Another example, in 2010, a study on fertility and stress led to headlines stating that "Stress Causes Infertility." While the study did find some connection between stress hormones and fertility, the study did not show that stress causes infertility. Only that stress might possibly lead to a couple more months of trying to conceive. However, the media spun the research in a way that fed into a common infertility myth.
NIAW is also needed to let lawmakers know who we are and what we need from them. Also important, it lets them know that we are voters that matter.
Insurance coverage for infertility is only available in 15 out of 50 states in America. Many lawmakers believe that including fertility treatments would raise the cost of insurance for everyone, when in fact, paying for fertility treatments may actually save money. When fertility treatment is not covered by insurance, couples may choose treatments that have a higher risk of triplets and other high-order multiples. IUI, for example, is cheaper than IVF, but comes with a higher risk of multiples.

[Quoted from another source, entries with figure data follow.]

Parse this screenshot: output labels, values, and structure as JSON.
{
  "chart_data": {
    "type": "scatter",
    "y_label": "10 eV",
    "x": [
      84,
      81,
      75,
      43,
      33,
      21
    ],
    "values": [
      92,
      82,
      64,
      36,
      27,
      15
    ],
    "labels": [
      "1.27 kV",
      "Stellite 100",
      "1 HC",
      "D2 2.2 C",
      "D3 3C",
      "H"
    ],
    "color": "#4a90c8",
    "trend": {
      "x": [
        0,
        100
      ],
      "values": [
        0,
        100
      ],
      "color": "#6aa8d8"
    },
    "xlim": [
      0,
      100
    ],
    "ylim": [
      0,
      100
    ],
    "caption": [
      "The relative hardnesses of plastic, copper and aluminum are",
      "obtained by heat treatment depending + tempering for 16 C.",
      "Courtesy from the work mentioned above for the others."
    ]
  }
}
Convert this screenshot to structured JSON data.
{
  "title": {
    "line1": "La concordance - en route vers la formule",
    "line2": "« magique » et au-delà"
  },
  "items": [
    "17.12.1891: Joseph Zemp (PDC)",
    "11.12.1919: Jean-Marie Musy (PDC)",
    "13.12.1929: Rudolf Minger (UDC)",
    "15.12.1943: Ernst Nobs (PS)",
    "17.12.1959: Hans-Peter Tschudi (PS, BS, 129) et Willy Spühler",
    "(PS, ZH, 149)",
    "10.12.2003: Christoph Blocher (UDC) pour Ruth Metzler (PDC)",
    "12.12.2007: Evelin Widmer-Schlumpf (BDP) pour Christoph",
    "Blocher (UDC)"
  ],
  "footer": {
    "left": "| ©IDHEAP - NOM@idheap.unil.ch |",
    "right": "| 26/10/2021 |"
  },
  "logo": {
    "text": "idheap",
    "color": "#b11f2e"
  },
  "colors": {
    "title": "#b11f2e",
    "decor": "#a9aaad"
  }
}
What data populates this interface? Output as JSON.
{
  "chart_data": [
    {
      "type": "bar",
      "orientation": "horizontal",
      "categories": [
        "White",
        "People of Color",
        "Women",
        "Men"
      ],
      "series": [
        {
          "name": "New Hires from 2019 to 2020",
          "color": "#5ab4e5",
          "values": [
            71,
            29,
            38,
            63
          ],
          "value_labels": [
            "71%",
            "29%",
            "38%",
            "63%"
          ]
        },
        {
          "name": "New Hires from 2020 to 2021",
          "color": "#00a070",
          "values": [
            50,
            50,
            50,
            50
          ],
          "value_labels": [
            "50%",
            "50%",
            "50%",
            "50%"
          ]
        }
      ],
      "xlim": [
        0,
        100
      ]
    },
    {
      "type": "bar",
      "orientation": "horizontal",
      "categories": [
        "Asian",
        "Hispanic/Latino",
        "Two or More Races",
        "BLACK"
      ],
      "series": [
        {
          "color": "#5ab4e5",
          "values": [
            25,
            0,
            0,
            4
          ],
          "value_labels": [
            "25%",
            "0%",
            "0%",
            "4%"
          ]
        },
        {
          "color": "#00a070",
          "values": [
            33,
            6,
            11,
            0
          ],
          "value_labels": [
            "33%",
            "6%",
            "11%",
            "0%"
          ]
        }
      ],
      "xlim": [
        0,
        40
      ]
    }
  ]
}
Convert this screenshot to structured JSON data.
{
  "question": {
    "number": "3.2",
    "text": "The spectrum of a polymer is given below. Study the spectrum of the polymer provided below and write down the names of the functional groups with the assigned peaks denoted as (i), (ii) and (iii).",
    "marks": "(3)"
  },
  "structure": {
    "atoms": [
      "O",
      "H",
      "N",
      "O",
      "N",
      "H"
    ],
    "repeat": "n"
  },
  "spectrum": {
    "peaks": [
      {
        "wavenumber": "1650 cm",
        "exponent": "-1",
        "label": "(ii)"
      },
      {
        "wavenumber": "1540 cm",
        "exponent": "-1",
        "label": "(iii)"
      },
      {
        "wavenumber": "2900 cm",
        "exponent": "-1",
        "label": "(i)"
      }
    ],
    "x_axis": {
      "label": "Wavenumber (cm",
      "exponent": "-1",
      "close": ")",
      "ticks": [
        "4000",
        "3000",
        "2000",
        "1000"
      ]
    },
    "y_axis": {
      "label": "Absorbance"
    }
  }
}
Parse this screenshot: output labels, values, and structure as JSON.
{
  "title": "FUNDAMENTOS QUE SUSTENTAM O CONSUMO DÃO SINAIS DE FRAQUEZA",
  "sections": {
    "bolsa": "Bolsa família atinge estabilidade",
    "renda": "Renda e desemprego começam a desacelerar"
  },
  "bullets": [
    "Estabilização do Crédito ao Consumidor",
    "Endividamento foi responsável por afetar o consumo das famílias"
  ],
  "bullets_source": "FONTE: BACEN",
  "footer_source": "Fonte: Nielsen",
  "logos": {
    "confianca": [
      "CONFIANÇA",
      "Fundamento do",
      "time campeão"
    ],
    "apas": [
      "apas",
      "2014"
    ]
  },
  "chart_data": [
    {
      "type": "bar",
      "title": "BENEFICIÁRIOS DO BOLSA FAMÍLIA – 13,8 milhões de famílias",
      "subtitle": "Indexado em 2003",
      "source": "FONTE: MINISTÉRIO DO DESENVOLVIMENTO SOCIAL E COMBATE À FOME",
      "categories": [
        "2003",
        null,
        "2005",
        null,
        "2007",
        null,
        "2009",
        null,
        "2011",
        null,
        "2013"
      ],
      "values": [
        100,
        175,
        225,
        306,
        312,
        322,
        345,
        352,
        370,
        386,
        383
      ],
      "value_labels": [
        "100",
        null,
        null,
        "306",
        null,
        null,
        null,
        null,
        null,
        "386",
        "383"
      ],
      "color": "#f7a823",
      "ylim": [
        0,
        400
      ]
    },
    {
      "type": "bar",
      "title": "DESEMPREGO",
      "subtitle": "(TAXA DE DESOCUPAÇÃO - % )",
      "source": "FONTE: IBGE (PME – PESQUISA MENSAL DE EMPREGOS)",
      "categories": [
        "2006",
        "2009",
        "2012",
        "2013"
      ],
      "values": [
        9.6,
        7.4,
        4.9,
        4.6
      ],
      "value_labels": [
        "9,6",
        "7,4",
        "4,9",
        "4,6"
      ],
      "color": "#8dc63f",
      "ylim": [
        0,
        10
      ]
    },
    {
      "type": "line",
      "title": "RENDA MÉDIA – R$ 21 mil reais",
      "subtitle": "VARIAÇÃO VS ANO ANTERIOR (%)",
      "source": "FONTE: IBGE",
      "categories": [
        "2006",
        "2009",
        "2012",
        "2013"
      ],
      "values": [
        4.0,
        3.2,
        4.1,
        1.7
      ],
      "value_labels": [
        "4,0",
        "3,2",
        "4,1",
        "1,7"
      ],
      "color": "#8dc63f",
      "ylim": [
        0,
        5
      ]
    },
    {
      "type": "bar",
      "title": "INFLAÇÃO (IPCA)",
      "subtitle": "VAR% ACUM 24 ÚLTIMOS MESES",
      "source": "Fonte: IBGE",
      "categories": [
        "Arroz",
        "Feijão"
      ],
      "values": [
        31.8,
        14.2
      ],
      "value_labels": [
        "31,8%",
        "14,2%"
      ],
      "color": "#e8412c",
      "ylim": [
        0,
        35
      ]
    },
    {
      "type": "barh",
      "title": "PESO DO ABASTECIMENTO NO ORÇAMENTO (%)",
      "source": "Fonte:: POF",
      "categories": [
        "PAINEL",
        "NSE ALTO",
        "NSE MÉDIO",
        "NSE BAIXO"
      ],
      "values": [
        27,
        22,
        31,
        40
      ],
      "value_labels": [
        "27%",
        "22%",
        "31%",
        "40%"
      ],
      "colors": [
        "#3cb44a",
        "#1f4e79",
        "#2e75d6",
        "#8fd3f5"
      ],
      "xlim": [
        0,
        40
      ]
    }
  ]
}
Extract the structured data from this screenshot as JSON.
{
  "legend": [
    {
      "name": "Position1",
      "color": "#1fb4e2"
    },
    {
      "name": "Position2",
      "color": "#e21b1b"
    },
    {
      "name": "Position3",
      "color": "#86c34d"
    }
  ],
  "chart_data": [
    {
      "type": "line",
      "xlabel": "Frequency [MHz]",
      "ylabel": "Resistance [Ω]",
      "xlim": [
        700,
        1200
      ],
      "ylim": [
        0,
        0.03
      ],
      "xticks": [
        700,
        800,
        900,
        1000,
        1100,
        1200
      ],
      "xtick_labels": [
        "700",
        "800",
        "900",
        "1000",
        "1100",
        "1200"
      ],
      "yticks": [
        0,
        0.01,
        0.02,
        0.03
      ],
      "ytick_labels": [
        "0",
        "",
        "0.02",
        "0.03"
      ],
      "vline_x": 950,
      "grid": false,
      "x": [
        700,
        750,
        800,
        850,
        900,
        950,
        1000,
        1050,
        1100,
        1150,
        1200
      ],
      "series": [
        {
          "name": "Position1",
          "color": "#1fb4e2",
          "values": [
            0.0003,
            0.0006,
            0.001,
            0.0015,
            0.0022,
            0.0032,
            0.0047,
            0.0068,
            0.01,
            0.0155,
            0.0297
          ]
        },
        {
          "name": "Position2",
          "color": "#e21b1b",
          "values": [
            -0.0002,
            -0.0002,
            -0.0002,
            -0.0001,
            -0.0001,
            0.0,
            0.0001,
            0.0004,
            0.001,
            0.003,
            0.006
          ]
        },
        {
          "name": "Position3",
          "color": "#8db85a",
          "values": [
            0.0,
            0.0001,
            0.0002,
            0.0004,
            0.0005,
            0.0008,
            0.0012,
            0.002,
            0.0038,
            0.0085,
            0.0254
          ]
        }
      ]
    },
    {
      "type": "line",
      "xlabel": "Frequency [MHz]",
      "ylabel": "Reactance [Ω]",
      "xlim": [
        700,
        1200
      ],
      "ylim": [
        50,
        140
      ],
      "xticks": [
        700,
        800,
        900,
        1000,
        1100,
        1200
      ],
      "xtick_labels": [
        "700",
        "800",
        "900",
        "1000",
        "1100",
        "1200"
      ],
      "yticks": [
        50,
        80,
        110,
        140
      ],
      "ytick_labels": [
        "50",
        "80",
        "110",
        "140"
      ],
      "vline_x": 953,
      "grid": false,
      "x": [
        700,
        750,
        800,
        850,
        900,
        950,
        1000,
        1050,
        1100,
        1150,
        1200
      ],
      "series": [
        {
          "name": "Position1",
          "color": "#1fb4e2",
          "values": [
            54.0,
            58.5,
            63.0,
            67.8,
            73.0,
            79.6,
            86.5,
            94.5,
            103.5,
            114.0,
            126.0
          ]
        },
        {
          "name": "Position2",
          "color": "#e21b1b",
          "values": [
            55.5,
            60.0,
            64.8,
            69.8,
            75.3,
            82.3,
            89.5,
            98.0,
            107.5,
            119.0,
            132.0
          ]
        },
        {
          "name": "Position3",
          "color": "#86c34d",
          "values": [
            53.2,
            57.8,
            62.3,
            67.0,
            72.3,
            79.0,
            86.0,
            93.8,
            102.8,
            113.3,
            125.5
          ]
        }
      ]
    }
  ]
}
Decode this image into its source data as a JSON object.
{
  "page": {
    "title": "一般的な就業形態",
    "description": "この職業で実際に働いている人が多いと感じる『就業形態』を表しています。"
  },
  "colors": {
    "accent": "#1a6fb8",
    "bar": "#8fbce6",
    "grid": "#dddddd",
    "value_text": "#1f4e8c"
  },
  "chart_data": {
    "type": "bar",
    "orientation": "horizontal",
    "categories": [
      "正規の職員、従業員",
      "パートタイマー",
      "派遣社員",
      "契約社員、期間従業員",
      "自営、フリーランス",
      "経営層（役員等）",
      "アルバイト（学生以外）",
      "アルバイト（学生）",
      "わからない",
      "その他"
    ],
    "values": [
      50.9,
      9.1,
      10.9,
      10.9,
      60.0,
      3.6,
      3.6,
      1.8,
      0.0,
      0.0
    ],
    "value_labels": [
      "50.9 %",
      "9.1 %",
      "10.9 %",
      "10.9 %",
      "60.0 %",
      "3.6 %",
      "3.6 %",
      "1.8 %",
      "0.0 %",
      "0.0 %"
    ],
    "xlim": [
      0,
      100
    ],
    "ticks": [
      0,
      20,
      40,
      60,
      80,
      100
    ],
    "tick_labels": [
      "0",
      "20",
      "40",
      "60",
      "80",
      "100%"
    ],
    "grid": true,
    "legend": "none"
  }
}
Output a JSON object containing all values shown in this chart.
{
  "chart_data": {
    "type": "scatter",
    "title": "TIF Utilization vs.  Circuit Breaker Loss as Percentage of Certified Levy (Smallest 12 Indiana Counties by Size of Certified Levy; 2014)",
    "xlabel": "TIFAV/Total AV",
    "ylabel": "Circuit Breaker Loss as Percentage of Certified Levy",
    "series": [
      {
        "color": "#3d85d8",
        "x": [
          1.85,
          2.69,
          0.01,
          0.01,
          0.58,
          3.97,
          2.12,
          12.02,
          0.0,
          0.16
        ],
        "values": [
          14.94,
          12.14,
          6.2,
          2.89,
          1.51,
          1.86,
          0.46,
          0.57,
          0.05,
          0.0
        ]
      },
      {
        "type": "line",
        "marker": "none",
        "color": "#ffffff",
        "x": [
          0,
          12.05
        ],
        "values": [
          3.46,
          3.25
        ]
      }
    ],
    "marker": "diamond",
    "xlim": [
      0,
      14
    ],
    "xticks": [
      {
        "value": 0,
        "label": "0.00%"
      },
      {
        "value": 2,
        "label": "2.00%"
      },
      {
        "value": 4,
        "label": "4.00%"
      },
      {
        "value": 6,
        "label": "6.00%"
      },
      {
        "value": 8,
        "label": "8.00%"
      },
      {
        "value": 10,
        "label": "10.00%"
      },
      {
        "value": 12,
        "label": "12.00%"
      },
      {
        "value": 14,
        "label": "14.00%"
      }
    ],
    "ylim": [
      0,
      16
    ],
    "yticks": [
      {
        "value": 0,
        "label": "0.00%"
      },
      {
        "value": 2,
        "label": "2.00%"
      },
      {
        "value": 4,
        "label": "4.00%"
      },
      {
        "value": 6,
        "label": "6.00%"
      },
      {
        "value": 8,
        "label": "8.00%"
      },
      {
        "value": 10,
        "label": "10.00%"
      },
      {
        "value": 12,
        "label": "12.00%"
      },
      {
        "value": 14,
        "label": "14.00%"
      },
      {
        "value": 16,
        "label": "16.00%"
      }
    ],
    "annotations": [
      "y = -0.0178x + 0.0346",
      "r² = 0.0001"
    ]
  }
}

Also, because IVF is expensive for couples, when insurance does not cover treatment, patients and doctors are more likely to transfer more embryos per cycle than they should. They do so in hopes of having success quickly, despite the higher risk of multiples. With single embryo transfer, many IVF patients can get pregnant with one baby at a time. However, because it may take a few cycles to achieve success, families are often unable or unwilling to give it a try when they are paying out of pocket.
Researchers have found that in states that cover fertility treatment, the number of high-order multiples is lower. Because high-order multiples are often born prematurely, this makes for a huge savings to insurance companies. Hospital preemie care is an extremely expensive. According to the March of Dimes, one preterm baby costs the United States, on average, $51,600. (One set of twins would be just over $100,000 together.) In 2005, that added to up $26.2 billion. That far exceeds what it would cost to cover fertility treatment instead.
There have been situations where laws meant to target abortion have threatened fertility treatment. Other times, laws targeted fertility treatment itself. Just after the Octomom story broke, some lawmakers tried to pass legislation to prevent a future super high-order multiple birth from happening in their state. But because their understanding of infertility and fertility treatment was poor, the laws proposed threatened successful treatment for all infertile couples.
NIAW is also needed to spread awareness of infertility to the general public. With infertility affecting 1 in 8, it's likely that everyone has at least one friend or family member living with infertility. When the general public understands infertility better, fertility challenged couples will be freer to talk about their condition, possibly experience less shame, and receive more support.